Additionally, two other studies demonstrated that MRI and CT are the confirmatory methods for PA diagnosis in the current review [13, 15]. The requirement for advanced training to interpret images skillfully may be a potential limitation of MR imaging in the diagnosis of abruption. For this reason, the excellent interobserver agreement between two readers with varying levels of proficiency in fetoplacental MR imaging is an important side finding [13].
There are no laboratory tests or diagnostic techniques that support the diagnosis of PA; however, an ultrasound examination may be helpful in leading to the proper diagnosis and ruling out other possibilities, such as placenta previa, through differential diagnosis. Hemorrhage in the acute phase of PA was shown to be isoechoic, or comparable to the sounding tissue. In any case, it is challenging to visualize both the bleeding from the surrounding tissue and the bleeding from PA [23].
When treating patients with PA, the health of the mother and fetus must be considered. We found that prompt delivery in PA cases may have saved the life of just one fetus. CS delivery was documented in five studies and ranged from 84.6% [10] to 43.3% [14]. Compared to vaginal delivery, cesarean delivery resulted in significantly more bleeding during delivery. However, cases involving vaginal deliveries experienced severe side effects, such as maternal death and uterine rupture [12]. For PA management, an intensive care unit and a blood transfusion were required [16].
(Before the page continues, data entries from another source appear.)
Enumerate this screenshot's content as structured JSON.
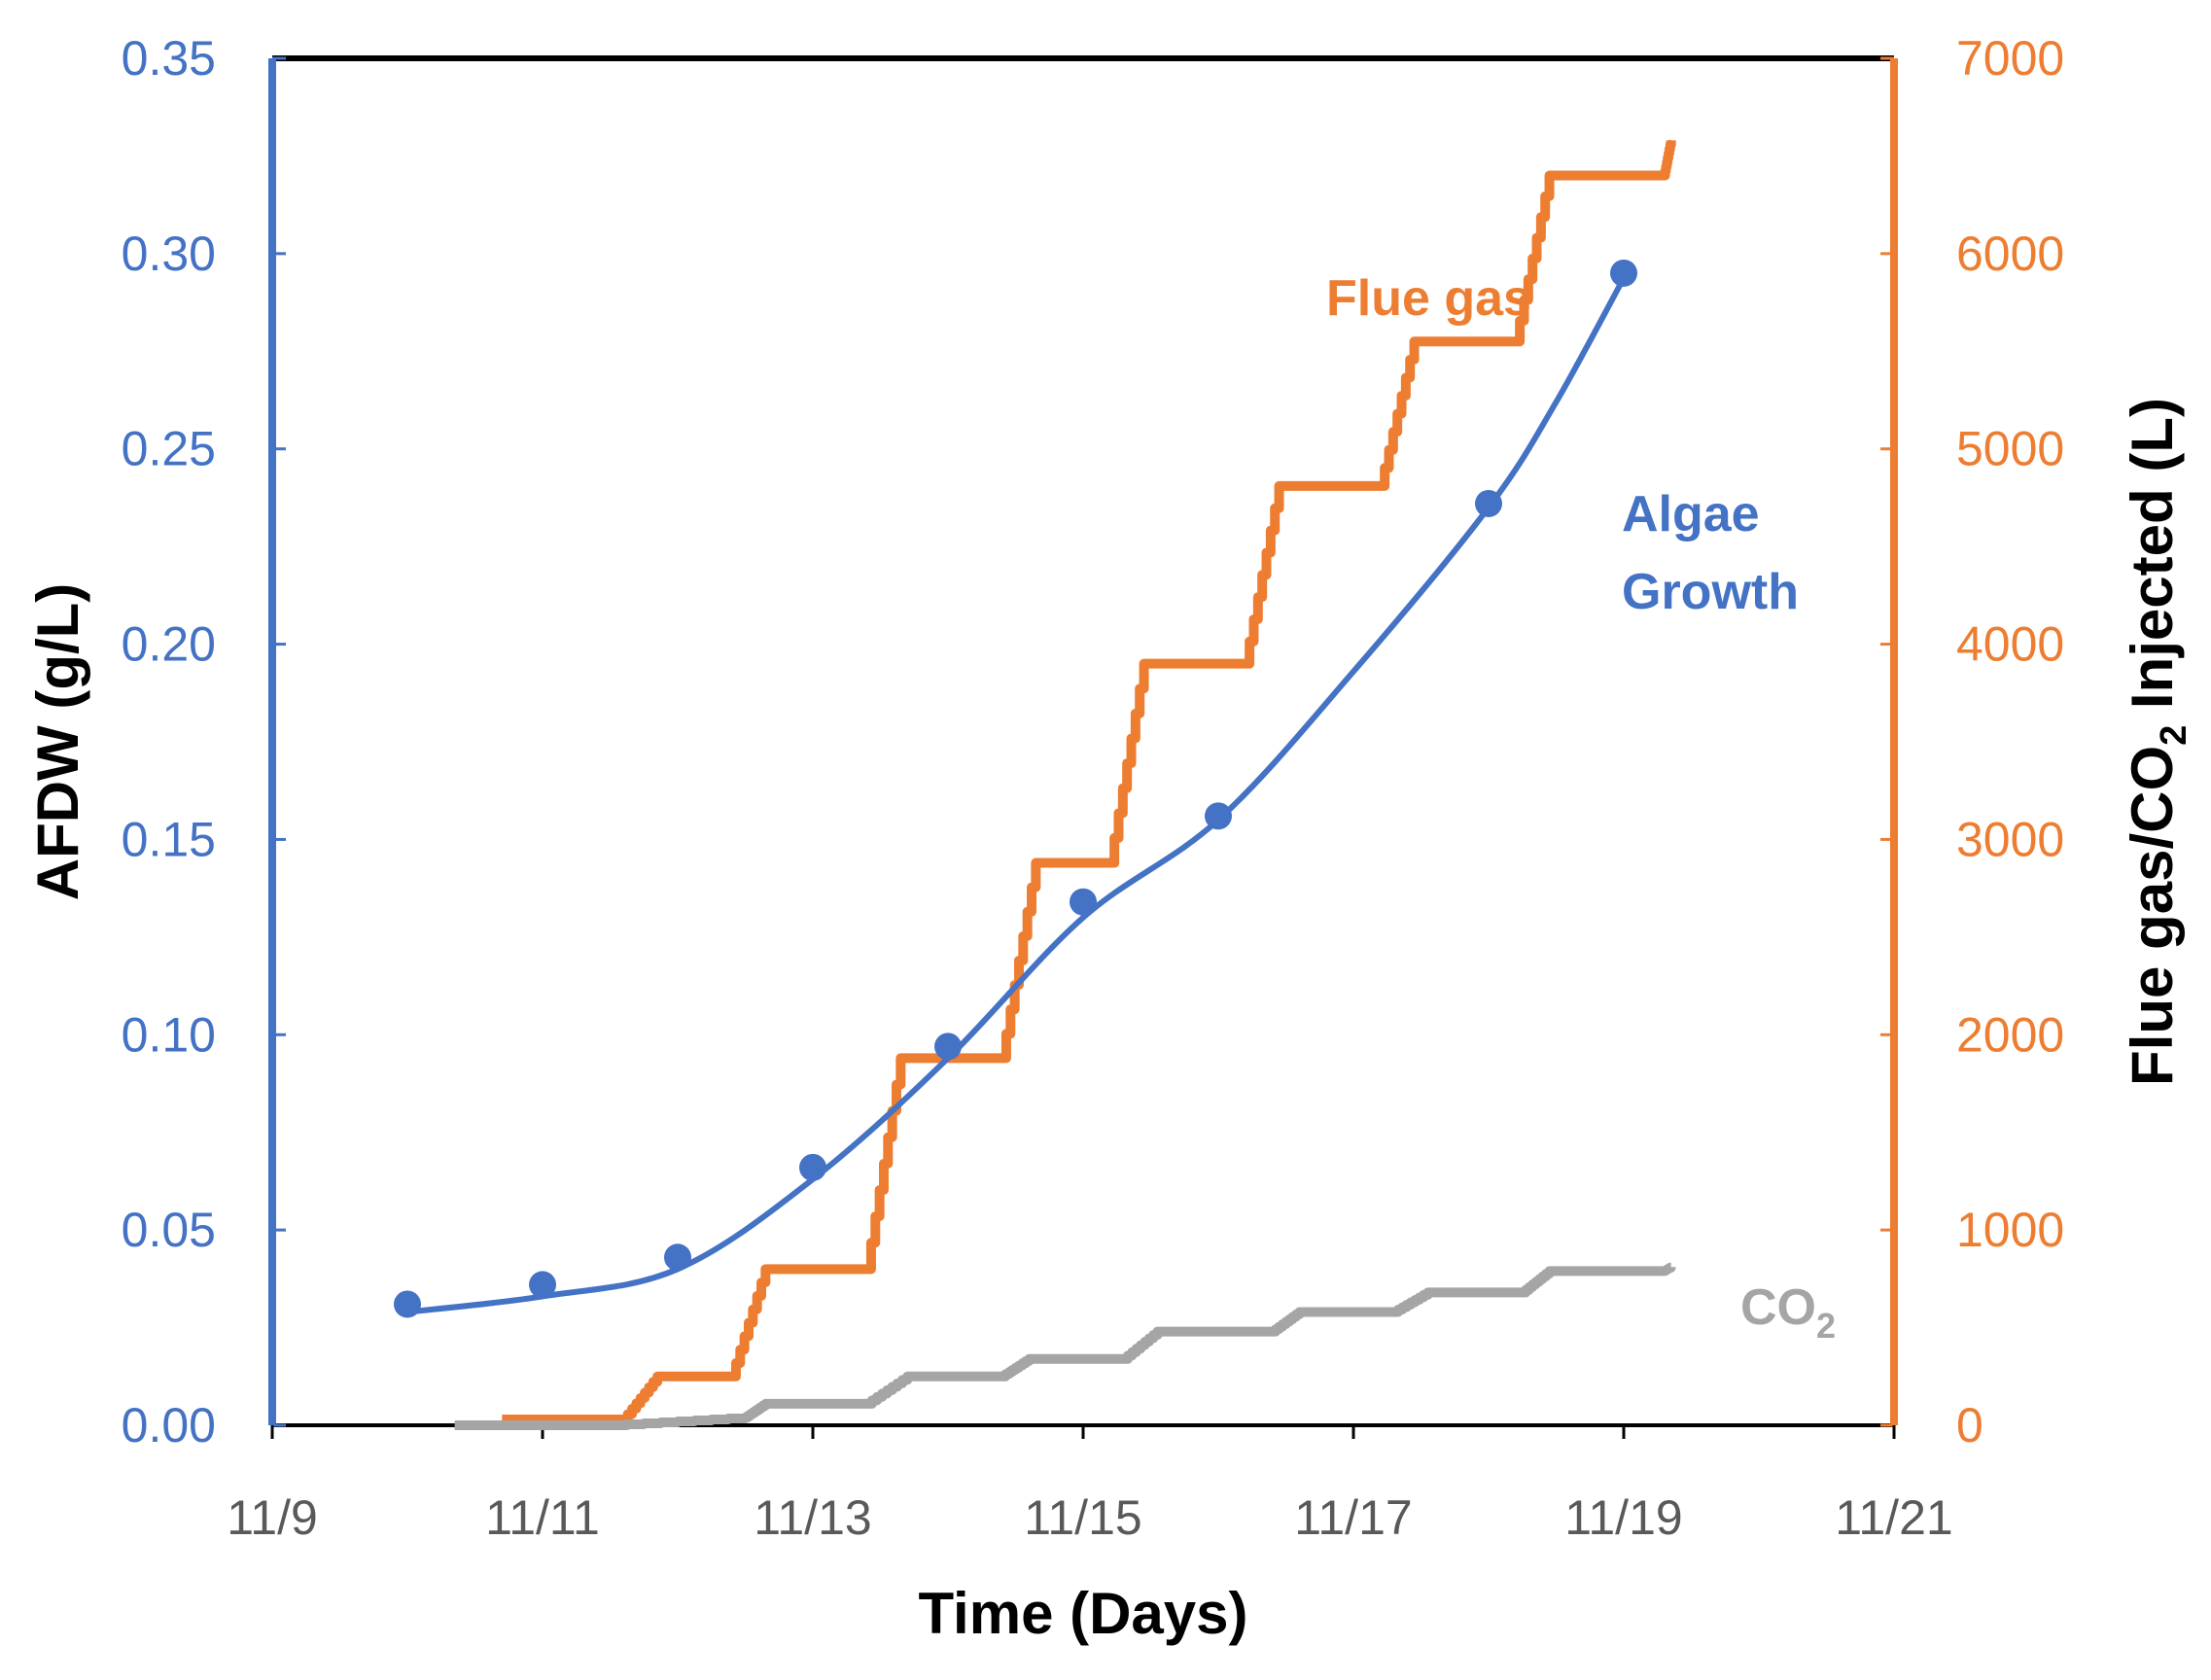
{
  "chart_data": {
    "type": "line",
    "title": "",
    "xlabel": "Time (Days)",
    "ylabel_left": "AFDW (g/L)",
    "ylabel_right": {
      "prefix": "Flue gas/CO",
      "sub": "2",
      "suffix": " Injected (L)"
    },
    "x_ticks": [
      "11/9",
      "11/11",
      "11/13",
      "11/15",
      "11/17",
      "11/19",
      "11/21"
    ],
    "xlim": [
      0,
      12
    ],
    "ylim_left": [
      0,
      0.35
    ],
    "ylim_right": [
      0,
      7000
    ],
    "y_ticks_left": [
      "0.00",
      "0.05",
      "0.10",
      "0.15",
      "0.20",
      "0.25",
      "0.30",
      "0.35"
    ],
    "y_ticks_right": [
      "0",
      "1000",
      "2000",
      "3000",
      "4000",
      "5000",
      "6000",
      "7000"
    ],
    "grid": false,
    "colors": {
      "algae": "#4472C4",
      "flue": "#ED7D31",
      "co2": "#A5A5A5",
      "frame": "#000000"
    },
    "annotations": {
      "flue": "Flue gas",
      "algae_line1": "Algae",
      "algae_line2": "Growth",
      "co2_main": "CO",
      "co2_sub": "2"
    },
    "series": [
      {
        "name": "Algae Growth",
        "axis": "left",
        "style": "markers+smooth",
        "points": [
          [
            1,
            0.031
          ],
          [
            2,
            0.036
          ],
          [
            3,
            0.043
          ],
          [
            4,
            0.066
          ],
          [
            5,
            0.097
          ],
          [
            6,
            0.134
          ],
          [
            7,
            0.156
          ],
          [
            9,
            0.236
          ],
          [
            10,
            0.295
          ]
        ],
        "fit": [
          [
            1,
            0.029
          ],
          [
            2,
            0.033
          ],
          [
            3,
            0.04
          ],
          [
            4,
            0.063
          ],
          [
            5,
            0.094
          ],
          [
            6,
            0.13
          ],
          [
            7,
            0.155
          ],
          [
            8,
            0.193
          ],
          [
            9,
            0.235
          ],
          [
            9.5,
            0.262
          ],
          [
            10.05,
            0.297
          ]
        ]
      },
      {
        "name": "Flue gas",
        "axis": "right",
        "style": "step",
        "points": [
          [
            1.7,
            30
          ],
          [
            2.6,
            30
          ],
          [
            2.85,
            250
          ],
          [
            3.4,
            250
          ],
          [
            3.65,
            800
          ],
          [
            4.4,
            800
          ],
          [
            4.65,
            1880
          ],
          [
            5.4,
            1880
          ],
          [
            5.65,
            2880
          ],
          [
            6.2,
            2880
          ],
          [
            6.45,
            3900
          ],
          [
            7.2,
            3900
          ],
          [
            7.45,
            4810
          ],
          [
            8.2,
            4810
          ],
          [
            8.45,
            5550
          ],
          [
            9.2,
            5550
          ],
          [
            9.45,
            6400
          ],
          [
            10.3,
            6400
          ],
          [
            10.35,
            6580
          ]
        ]
      },
      {
        "name": "CO2",
        "axis": "right",
        "style": "step",
        "points": [
          [
            1.35,
            0
          ],
          [
            2.5,
            0
          ],
          [
            3.5,
            40
          ],
          [
            3.65,
            110
          ],
          [
            4.4,
            110
          ],
          [
            4.7,
            250
          ],
          [
            5.4,
            250
          ],
          [
            5.6,
            340
          ],
          [
            6.3,
            340
          ],
          [
            6.55,
            480
          ],
          [
            7.4,
            480
          ],
          [
            7.6,
            580
          ],
          [
            8.3,
            580
          ],
          [
            8.55,
            680
          ],
          [
            9.25,
            680
          ],
          [
            9.45,
            790
          ],
          [
            10.3,
            790
          ],
          [
            10.35,
            810
          ]
        ]
      }
    ]
  }
}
Individuals who exhibit signs of preterm bleeding ought to be admitted right away to the labor and delivery unit [24]. Blood loss may be significantly underestimated because covert hemorrhage frequently occurs alongside PA. Vasoconstriction brought on by acute volume loss may initially result in normal or raised blood pressure. Additionally, hemoglobin concentrations might not adequately represent sudden blood loss. Hemodynamic monitoring by central venous pressure or central arterial pressure may be useful when there appears to be a large blood loss or when concealed abruption is suspected. The insertion of a Foley catheter allows for a precise assessment of urine production and offers more details regarding the patient's volume status. It's also important to identify related obstetric and medical conditions including diabetes mellitus and preeclampsia. Assessment of gestational age and fetal condition needs to happen quickly and precisely. The patient's condition should be communicated to the appropriate personnel in the pediatric and anesthetic departments [24].
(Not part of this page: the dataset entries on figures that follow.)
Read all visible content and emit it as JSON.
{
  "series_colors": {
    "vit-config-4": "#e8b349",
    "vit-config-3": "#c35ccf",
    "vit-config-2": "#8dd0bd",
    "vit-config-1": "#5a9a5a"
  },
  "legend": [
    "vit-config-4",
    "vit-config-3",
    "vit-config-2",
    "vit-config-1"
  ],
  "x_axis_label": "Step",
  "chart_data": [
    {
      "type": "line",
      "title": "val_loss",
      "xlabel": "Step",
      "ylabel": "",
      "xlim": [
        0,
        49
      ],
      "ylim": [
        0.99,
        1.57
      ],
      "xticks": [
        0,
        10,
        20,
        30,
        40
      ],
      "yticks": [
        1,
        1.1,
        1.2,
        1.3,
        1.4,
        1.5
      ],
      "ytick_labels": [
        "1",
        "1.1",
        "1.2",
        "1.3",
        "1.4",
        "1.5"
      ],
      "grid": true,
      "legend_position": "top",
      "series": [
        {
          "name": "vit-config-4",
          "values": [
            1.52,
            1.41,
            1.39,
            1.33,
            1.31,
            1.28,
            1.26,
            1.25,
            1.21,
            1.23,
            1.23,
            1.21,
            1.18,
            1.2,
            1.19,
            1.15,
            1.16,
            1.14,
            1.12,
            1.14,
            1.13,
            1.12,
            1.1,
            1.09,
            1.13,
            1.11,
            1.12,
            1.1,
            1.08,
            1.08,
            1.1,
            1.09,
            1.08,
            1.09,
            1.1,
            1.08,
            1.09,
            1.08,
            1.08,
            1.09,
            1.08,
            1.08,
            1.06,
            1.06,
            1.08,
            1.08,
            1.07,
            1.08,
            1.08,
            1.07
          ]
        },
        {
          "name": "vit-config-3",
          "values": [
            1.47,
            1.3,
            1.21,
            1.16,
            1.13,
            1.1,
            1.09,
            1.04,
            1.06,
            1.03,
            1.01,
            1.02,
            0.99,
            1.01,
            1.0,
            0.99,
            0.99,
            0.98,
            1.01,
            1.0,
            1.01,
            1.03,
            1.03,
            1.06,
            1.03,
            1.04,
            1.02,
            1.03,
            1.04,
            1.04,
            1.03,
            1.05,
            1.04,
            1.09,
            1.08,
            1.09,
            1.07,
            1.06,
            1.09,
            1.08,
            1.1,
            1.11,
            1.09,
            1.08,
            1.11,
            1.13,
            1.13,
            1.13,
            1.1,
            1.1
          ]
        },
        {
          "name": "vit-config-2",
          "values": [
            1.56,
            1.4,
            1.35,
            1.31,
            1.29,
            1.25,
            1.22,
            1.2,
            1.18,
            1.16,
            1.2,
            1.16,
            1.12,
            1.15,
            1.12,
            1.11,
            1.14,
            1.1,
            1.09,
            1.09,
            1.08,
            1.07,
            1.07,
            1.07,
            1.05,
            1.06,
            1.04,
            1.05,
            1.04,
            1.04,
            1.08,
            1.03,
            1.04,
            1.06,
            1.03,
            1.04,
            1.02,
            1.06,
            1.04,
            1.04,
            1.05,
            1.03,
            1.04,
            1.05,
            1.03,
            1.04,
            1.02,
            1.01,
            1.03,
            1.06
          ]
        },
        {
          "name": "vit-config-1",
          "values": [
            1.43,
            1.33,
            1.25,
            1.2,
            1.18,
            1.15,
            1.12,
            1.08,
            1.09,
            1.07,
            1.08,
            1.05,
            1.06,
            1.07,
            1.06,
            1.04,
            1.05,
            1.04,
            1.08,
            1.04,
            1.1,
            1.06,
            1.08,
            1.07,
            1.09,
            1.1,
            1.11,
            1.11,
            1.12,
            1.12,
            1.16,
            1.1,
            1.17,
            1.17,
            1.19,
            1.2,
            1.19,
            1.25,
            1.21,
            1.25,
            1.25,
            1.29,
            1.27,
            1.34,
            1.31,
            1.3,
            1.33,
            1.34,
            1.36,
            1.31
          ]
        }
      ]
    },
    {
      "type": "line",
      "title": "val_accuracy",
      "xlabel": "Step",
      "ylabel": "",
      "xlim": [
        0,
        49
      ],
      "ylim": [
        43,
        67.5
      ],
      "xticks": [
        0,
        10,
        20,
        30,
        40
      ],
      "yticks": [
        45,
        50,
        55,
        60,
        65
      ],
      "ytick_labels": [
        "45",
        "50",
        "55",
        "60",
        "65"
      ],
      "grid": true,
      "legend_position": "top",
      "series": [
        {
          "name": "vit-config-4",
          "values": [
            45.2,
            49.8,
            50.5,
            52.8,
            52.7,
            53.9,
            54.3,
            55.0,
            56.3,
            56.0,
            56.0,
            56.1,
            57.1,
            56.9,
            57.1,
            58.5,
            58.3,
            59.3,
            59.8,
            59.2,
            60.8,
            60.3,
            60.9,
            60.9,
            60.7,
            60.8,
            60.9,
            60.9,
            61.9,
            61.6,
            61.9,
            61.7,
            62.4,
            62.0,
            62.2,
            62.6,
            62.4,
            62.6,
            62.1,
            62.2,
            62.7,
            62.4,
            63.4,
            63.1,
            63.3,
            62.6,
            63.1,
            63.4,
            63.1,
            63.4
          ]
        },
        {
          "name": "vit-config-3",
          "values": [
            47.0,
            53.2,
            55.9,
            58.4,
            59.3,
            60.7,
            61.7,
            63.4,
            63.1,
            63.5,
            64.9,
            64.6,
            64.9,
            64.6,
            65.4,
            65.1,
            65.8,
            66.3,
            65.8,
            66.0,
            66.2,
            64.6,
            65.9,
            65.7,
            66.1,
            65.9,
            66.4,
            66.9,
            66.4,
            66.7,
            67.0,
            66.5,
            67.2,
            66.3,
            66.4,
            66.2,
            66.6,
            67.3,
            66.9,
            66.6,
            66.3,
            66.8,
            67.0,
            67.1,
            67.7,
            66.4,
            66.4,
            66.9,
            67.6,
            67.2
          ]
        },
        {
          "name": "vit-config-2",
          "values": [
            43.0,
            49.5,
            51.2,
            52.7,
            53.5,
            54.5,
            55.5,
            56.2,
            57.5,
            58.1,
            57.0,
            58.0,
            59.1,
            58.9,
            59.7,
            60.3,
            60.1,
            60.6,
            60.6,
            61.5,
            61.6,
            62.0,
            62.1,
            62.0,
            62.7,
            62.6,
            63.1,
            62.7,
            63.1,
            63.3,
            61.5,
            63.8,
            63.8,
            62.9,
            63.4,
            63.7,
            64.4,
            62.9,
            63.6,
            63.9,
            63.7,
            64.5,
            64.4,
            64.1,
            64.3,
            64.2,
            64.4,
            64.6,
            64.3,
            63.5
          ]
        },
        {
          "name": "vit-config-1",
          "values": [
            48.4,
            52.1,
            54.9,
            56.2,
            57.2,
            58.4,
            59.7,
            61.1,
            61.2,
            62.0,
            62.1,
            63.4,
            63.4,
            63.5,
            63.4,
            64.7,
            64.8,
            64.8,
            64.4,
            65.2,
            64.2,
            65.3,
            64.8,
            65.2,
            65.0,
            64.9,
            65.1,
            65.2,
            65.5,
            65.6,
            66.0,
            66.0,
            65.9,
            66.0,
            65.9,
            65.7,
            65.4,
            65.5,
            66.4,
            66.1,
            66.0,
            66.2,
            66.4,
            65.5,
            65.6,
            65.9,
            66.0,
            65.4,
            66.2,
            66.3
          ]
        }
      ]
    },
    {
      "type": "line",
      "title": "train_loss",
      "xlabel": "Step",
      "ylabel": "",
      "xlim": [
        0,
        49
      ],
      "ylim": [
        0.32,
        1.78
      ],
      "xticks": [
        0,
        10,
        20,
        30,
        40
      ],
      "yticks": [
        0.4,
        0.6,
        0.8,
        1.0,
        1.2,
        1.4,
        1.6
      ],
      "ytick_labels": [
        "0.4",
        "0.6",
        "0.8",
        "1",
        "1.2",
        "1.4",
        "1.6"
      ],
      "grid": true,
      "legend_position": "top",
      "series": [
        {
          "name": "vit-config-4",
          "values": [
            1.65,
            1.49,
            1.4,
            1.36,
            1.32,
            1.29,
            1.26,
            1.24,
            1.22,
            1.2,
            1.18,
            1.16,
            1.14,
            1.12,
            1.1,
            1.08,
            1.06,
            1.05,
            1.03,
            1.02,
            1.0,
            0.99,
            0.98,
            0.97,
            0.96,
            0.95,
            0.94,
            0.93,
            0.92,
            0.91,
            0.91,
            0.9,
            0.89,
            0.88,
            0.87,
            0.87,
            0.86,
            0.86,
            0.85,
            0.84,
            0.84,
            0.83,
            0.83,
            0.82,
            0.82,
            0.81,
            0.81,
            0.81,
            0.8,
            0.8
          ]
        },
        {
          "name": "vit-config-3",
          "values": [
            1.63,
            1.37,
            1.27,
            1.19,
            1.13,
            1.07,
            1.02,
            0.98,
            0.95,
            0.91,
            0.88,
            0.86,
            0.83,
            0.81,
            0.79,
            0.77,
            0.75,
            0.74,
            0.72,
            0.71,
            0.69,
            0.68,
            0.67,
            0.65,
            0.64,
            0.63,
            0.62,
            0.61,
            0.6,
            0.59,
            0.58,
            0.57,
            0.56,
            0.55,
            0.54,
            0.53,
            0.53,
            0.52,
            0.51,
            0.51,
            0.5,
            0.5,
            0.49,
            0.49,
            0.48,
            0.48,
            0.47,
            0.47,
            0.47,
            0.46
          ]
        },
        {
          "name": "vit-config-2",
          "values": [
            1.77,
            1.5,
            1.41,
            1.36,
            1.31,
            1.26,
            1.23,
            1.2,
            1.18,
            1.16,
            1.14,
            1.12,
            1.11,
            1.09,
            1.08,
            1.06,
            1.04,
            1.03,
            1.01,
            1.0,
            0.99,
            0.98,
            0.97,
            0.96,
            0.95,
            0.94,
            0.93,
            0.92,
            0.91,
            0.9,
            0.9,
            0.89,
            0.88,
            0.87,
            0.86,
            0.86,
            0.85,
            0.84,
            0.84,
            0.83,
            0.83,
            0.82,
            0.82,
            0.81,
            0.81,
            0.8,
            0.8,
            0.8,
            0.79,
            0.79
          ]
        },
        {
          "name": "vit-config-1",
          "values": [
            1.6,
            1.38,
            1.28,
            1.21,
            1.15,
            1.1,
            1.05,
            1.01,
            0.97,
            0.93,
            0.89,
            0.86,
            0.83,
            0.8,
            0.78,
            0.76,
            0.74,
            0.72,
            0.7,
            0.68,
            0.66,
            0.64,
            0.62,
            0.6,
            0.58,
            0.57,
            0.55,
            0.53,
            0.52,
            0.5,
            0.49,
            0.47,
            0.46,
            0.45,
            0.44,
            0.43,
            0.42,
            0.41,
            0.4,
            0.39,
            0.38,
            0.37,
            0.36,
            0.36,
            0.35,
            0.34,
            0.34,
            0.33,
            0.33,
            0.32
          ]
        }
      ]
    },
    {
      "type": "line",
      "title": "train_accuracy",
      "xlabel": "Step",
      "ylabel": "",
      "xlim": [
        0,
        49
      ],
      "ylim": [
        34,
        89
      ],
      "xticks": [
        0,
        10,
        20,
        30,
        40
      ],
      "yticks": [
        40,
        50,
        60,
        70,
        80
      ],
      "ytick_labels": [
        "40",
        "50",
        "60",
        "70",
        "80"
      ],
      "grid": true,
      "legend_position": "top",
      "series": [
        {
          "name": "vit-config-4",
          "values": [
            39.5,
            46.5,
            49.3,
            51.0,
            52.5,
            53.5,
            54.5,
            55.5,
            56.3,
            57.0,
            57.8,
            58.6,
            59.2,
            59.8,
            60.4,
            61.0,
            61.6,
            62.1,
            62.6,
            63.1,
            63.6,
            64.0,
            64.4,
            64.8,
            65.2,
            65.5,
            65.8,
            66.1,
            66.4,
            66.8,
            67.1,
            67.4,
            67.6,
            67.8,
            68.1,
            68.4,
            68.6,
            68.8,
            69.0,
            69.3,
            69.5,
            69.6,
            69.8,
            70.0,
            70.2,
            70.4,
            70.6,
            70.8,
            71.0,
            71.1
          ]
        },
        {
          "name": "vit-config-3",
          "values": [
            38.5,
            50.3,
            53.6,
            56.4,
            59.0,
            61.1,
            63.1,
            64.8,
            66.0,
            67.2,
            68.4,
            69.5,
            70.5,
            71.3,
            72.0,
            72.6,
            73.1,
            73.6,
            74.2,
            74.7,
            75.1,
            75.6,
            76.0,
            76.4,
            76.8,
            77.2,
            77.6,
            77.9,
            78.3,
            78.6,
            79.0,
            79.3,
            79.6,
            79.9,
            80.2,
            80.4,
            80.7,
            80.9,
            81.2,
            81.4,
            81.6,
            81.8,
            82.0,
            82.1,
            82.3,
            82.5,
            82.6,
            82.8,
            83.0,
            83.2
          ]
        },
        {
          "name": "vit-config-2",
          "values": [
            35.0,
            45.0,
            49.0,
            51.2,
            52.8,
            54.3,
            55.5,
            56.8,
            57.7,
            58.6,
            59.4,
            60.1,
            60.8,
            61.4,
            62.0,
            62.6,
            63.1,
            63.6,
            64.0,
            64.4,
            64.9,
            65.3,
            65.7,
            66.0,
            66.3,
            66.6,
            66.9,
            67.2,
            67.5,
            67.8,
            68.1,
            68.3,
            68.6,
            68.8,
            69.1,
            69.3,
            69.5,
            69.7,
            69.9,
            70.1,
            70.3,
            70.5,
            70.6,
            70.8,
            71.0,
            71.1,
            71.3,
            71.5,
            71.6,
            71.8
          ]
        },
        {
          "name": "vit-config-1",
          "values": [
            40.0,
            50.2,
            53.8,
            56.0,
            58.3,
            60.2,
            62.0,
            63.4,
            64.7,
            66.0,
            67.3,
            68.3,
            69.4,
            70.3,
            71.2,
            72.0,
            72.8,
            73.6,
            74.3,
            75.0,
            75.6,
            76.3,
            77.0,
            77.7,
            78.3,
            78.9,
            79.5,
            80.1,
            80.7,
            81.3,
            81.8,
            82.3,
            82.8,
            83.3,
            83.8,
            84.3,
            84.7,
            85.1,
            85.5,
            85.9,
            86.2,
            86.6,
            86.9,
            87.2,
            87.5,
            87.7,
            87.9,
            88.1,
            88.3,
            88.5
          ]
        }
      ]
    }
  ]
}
The state of the mother and fetus, gestational age, and cervical status all influence the time and mode of birth. Because this is frequently a self-limiting event, the premature fetus with a modest abruption and minimal bleeding may be handled optimistically with close observation [25].
Conclusion
One significant contributing factor to perinatal death and morbidity is still PA. Unfortunately, there is currently no way to accurately forecast or prevent abruption. Even with the advancements in medical technology, abruption diagnosis is still made clinically. Ongoing assessments of the mother's and fetus's health, careful consideration of the advantages and disadvantages of conservative care, and, where necessary, prompt delivery can all help to maximize the results for both the mother and the newborn.